Había conocido a Margaret en uno de sus viajes al continente. Ella trabajaba como recepcionista en el hotel de lujo de Johannesburgo donde Jake se hospedaba. La belleza de sus felinos ojos verdes y su melena larga y rubia lo cautivaron. La atracción fue instantánea, y la primera noche que la invitó a cenar terminaron en su habitación. Cuando regresó a la isla, nueve días después, Jake Edwards era un hombre felizmente casado. Por fin sus deseos se habían cumplido: tenía un hogar, tierras para trabajar y una bella esposa. Pero ese sueño de seducción y sexo duró apenas unos meses y se transformó en una cruel pesadilla. Luego Margaret murió, y Jake no volvió a ser el mismo.
Pero el auténtico golpe de suerte se lo proporcionó el destino un tiempo después: un cliente a quien había vendido parte de la producción de tabaco pasaba por graves problemas de liquidez y Jake tuvo que aceptar como pago de la deuda unos terrenos agrícolas situados al nordeste del país, en la región de Pretoria. Eran tierras fértiles, y él no se amilanó ante la nueva empresa: comenzó la preparación para la siembra de viñedos, un cultivo muy apreciado en aquella zona. Volvió a triunfar y obtuvo una excelente cosecha gracias a su amplio conocimiento de las tareas del campo.
Un día, en plena faena de recolección, lo sorprendió una fuerte tormenta y se refugió en una cueva situada junto a los sembrados. Mientras esperaba que amainase el temporal, observó que, en el fondo del pequeño túnel, sobre la roca húmeda, el agua destellaba cuando los relámpagos la iluminaban. Se acercó curioso para ver de dónde provenía aquella extraña luz, y se quedó atónito al descubrir que no era el agua la que centelleaba, sino una pequeña piedra transparente, que reflejaba como un espejo la escasa claridad que penetraba en la cueva.
¡Era un diamante!
A partir de ese momento, su vida dio otro vuelco espectacular.
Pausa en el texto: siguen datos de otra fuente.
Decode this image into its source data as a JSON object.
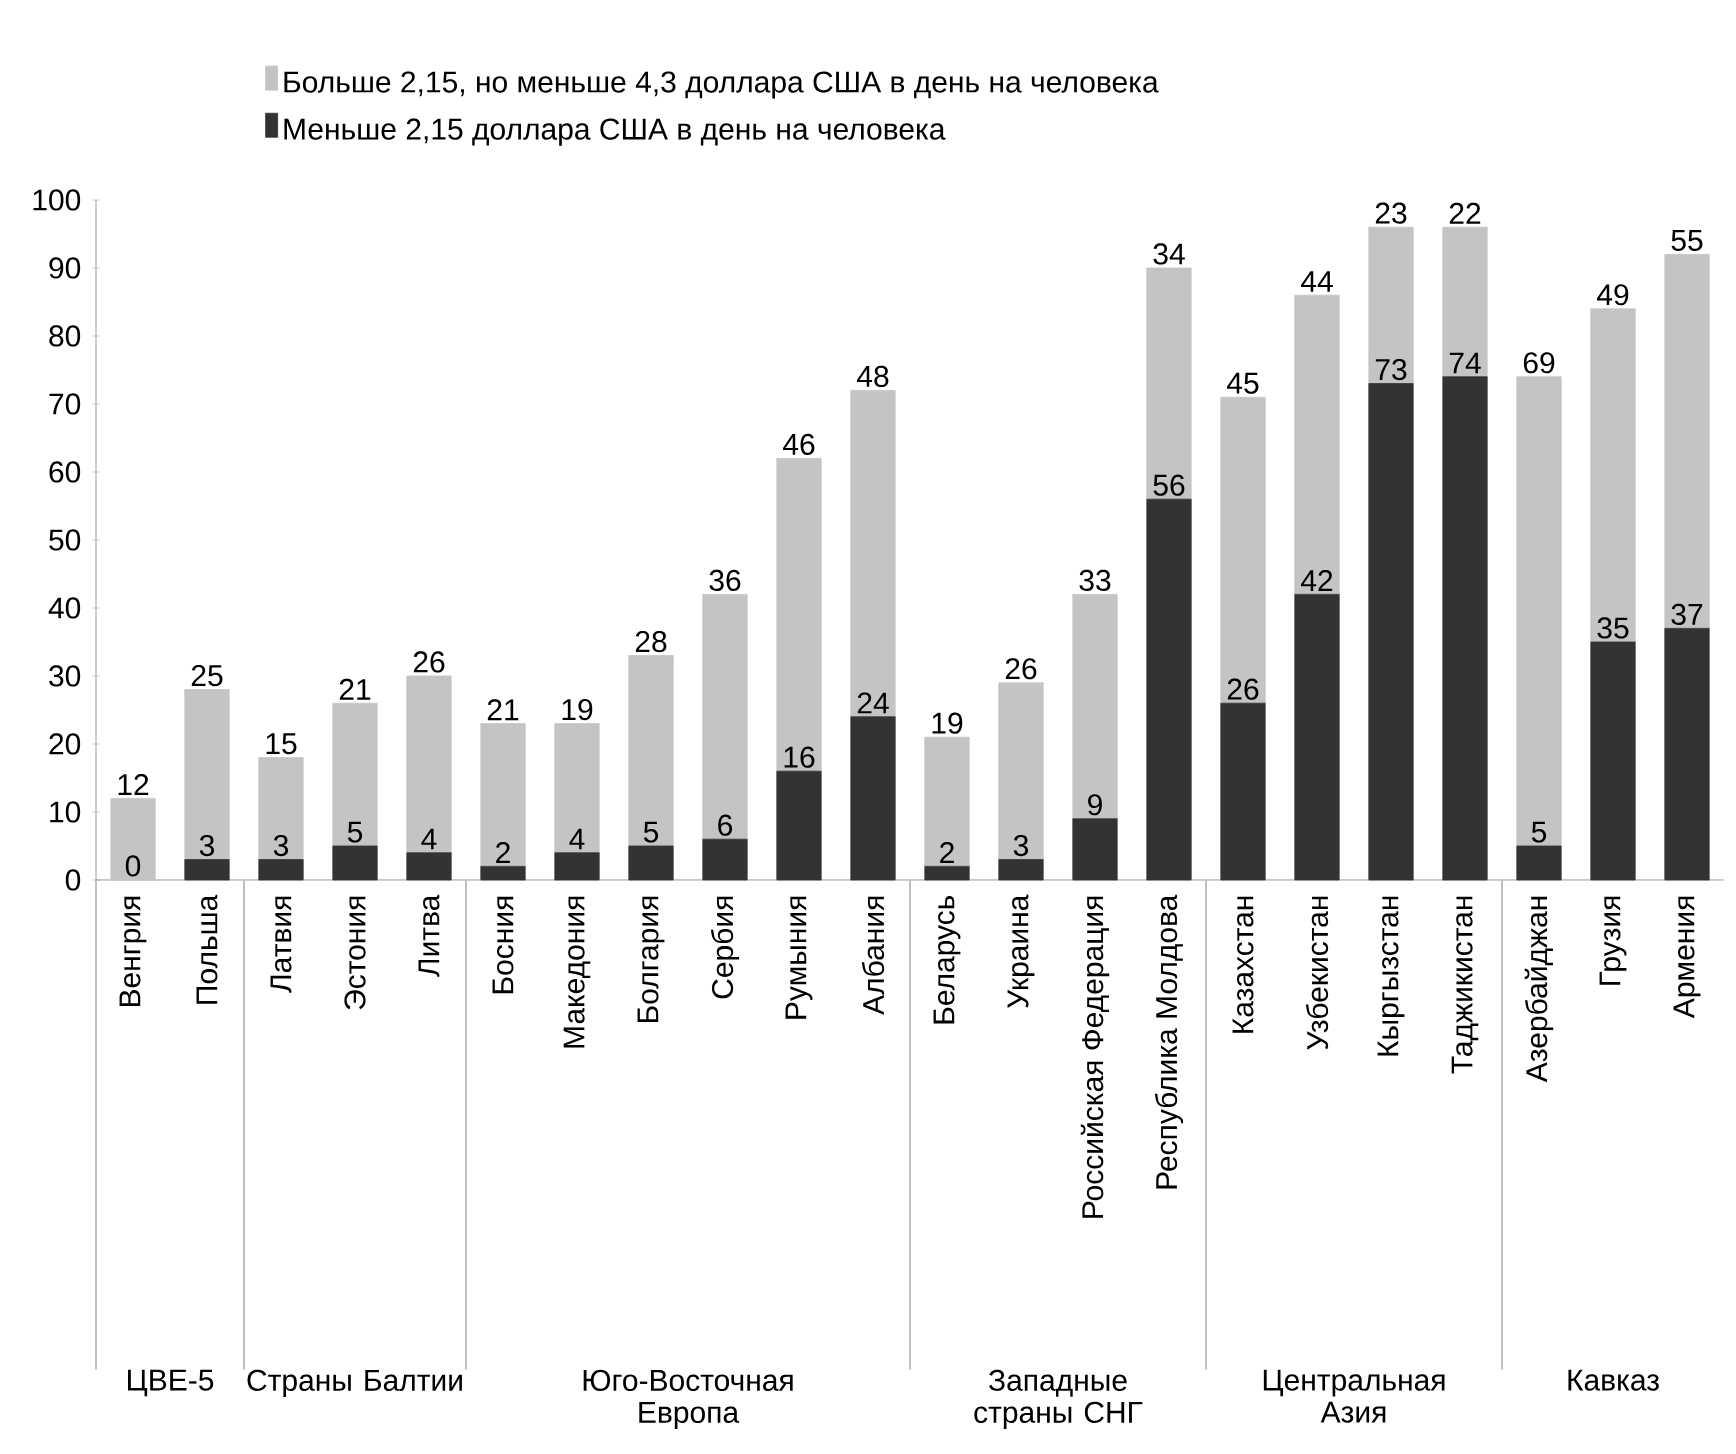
{
  "chart_data": {
    "type": "bar",
    "stacked": true,
    "data_labels": true,
    "legend": "top",
    "grid": false,
    "categories": [
      "Венгрия",
      "Польша",
      "Латвия",
      "Эстония",
      "Литва",
      "Босния",
      "Македония",
      "Болгария",
      "Сербия",
      "Румыния",
      "Албания",
      "Беларусь",
      "Украина",
      "Российская Федерация",
      "Республика Молдова",
      "Казахстан",
      "Узбекистан",
      "Кыргызстан",
      "Таджикистан",
      "Азербайджан",
      "Грузия",
      "Армения"
    ],
    "series": [
      {
        "name": "Меньше 2,15 доллара США в день на человека",
        "color": "#333333",
        "values": [
          0,
          3,
          3,
          5,
          4,
          2,
          4,
          5,
          6,
          16,
          24,
          2,
          3,
          9,
          56,
          26,
          42,
          73,
          74,
          5,
          35,
          37
        ]
      },
      {
        "name": "Больше 2,15, но меньше 4,3 доллара США в день на человека",
        "color": "#c4c4c4",
        "values": [
          12,
          25,
          15,
          21,
          26,
          21,
          19,
          28,
          36,
          46,
          48,
          19,
          26,
          33,
          34,
          45,
          44,
          23,
          22,
          69,
          49,
          55
        ]
      }
    ],
    "ylim": [
      0,
      100
    ],
    "yticks": [
      0,
      10,
      20,
      30,
      40,
      50,
      60,
      70,
      80,
      90,
      100
    ],
    "annotations": [
      "ЦВЕ-5",
      "Страны Балтии",
      "Юго-Восточная Европа",
      "Западные страны СНГ",
      "Центральная Азия",
      "Кавказ"
    ]
  }
}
Por segunda vez, unos terrenos ganados de forma providencial lo habían catapultado al éxito definitivo. En poco tiempo, Jake Edwards se convirtió en un hombre inmensamente rico, propietario de una de las minas de diamantes más productivas del país. Sin embargo, y aunque adquirió empresas, mansiones y terrenos en el continente, siempre consideró aquel trozo de tierra en mitad del océano su verdadero hogar y se refugió para siempre en Mehae, pues, para él, era más importante que cualquier otra posesión. Amaba aquel lugar, y la mujer que se convirtiera en su esposa tendría que amarlo también; sólo aspiraba a tener una compañera sencilla que le diese hijos sanos. El amor no entraba en sus planes. Por otra parte, no le habló a Joseph de su holgada situación económica: ella no debía saberlo. Confiaba en el criterio de su hermano; sabía que había hecho carrera con gran esfuerzo y que se había convertido en un prestigioso abogado, y que por entonces residía en un lujoso barrio de la capital inglesa, muy lejos de la penosa infancia que les había tocado vivir.
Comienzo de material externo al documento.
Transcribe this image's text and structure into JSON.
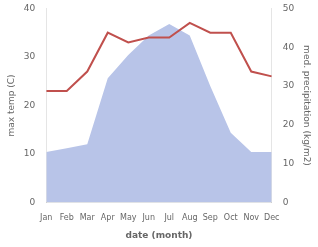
{
  "chart_data": {
    "type": "line",
    "xlabel": "date (month)",
    "ylabel": "max temp (C)",
    "y2label": "med. precipitation (kg/m2)",
    "categories": [
      "Jan",
      "Feb",
      "Mar",
      "Apr",
      "May",
      "Jun",
      "Jul",
      "Aug",
      "Sep",
      "Oct",
      "Nov",
      "Dec"
    ],
    "series": [
      {
        "type": "area",
        "axis": "y2",
        "color": "#b8c4e8",
        "values": [
          13,
          14,
          15,
          32,
          38,
          43,
          46,
          43,
          30,
          18,
          13,
          13
        ]
      },
      {
        "type": "line",
        "color": "#c0504d",
        "values": [
          23,
          23,
          27,
          35,
          33,
          34,
          34,
          37,
          35,
          35,
          27,
          26
        ]
      }
    ],
    "ylim": [
      0,
      40
    ],
    "yticks": [
      0,
      10,
      20,
      30,
      40
    ],
    "y2lim": [
      0,
      50
    ],
    "y2ticks": [
      0,
      10,
      20,
      30,
      40,
      50
    ],
    "grid": false
  }
}
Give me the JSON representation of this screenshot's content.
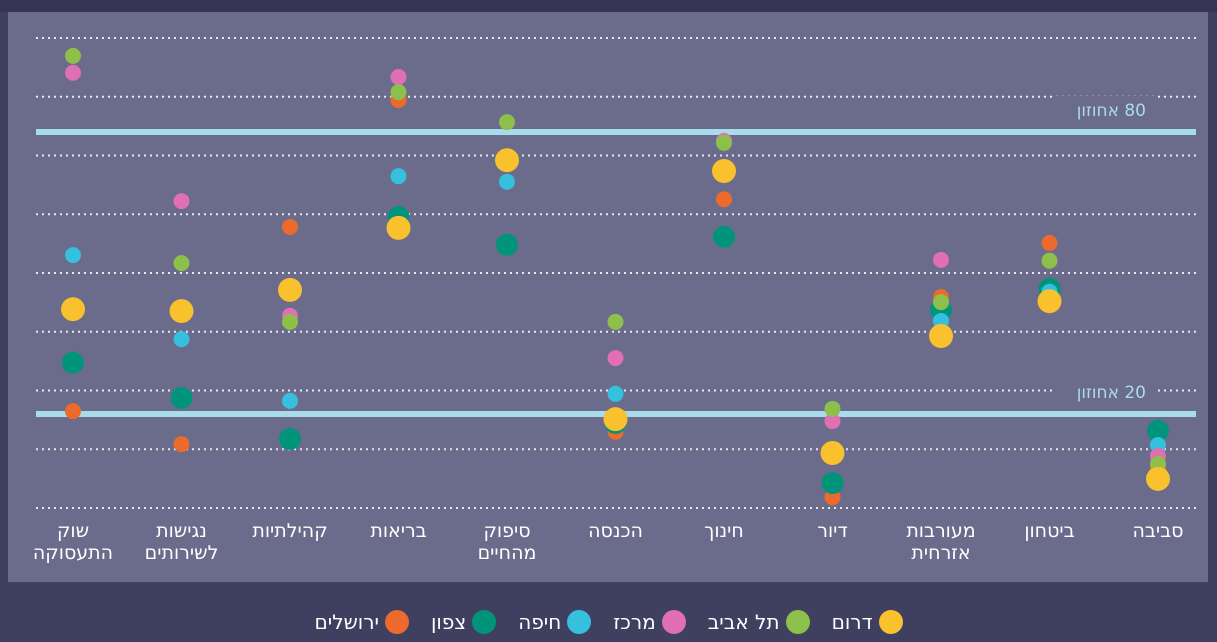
{
  "chart_data": {
    "type": "dot",
    "categories": [
      "סביבה",
      "ביטחון",
      "מעורבות אזרחית",
      "דיור",
      "חינוך",
      "הכנסה",
      "סיפוק מהחיים",
      "בריאות",
      "קהילתיות",
      "נגישות לשירותים",
      "שוק התעסוקה"
    ],
    "series": [
      {
        "name": "דרום",
        "color": "#f9c12e",
        "values": [
          6.2,
          44.0,
          36.6,
          11.7,
          71.7,
          18.9,
          74.0,
          59.6,
          46.4,
          41.9,
          42.3
        ]
      },
      {
        "name": "תל אביב",
        "color": "#8dc04a",
        "values": [
          9.4,
          52.6,
          43.8,
          21.1,
          77.7,
          39.6,
          82.1,
          88.5,
          39.6,
          52.1,
          96.2
        ]
      },
      {
        "name": "מרכז",
        "color": "#e06fb3",
        "values": [
          11.1,
          null,
          52.8,
          18.5,
          78.1,
          31.9,
          null,
          91.7,
          40.9,
          65.3,
          92.6
        ]
      },
      {
        "name": "חיפה",
        "color": "#35c0dd",
        "values": [
          13.4,
          46.0,
          39.8,
          null,
          null,
          24.3,
          69.4,
          70.6,
          22.8,
          35.9,
          53.8
        ]
      },
      {
        "name": "צפון",
        "color": "#00957a",
        "values": [
          16.4,
          46.6,
          42.1,
          5.3,
          57.7,
          18.1,
          56.0,
          61.9,
          14.7,
          23.4,
          30.9
        ]
      },
      {
        "name": "ירושלים",
        "color": "#ec6a2b",
        "values": [
          8.5,
          56.4,
          44.9,
          2.3,
          65.7,
          16.2,
          null,
          86.8,
          59.8,
          13.6,
          20.6
        ]
      }
    ],
    "reference_lines": [
      {
        "value": 80,
        "label": "80 אחוזון"
      },
      {
        "value": 20,
        "label": "20 אחוזון"
      }
    ],
    "ylim": [
      0,
      100
    ],
    "yticks": [
      0,
      12.5,
      25,
      37.5,
      50,
      62.5,
      75,
      87.5,
      100
    ],
    "grid": true
  }
}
– Bueno -reflexionó más tranquilo-. Seguro que Joseph lo hizo con la mejor intención. Debí pedirle más información sobre ella. Espero no haberme equivocado.
Tomó el último sorbo de whisky mientras contemplaba el hermoso atardecer. El sol se despedía lentamente, enviando haces de luz desde el mar e inundando de colores cálidos la estancia.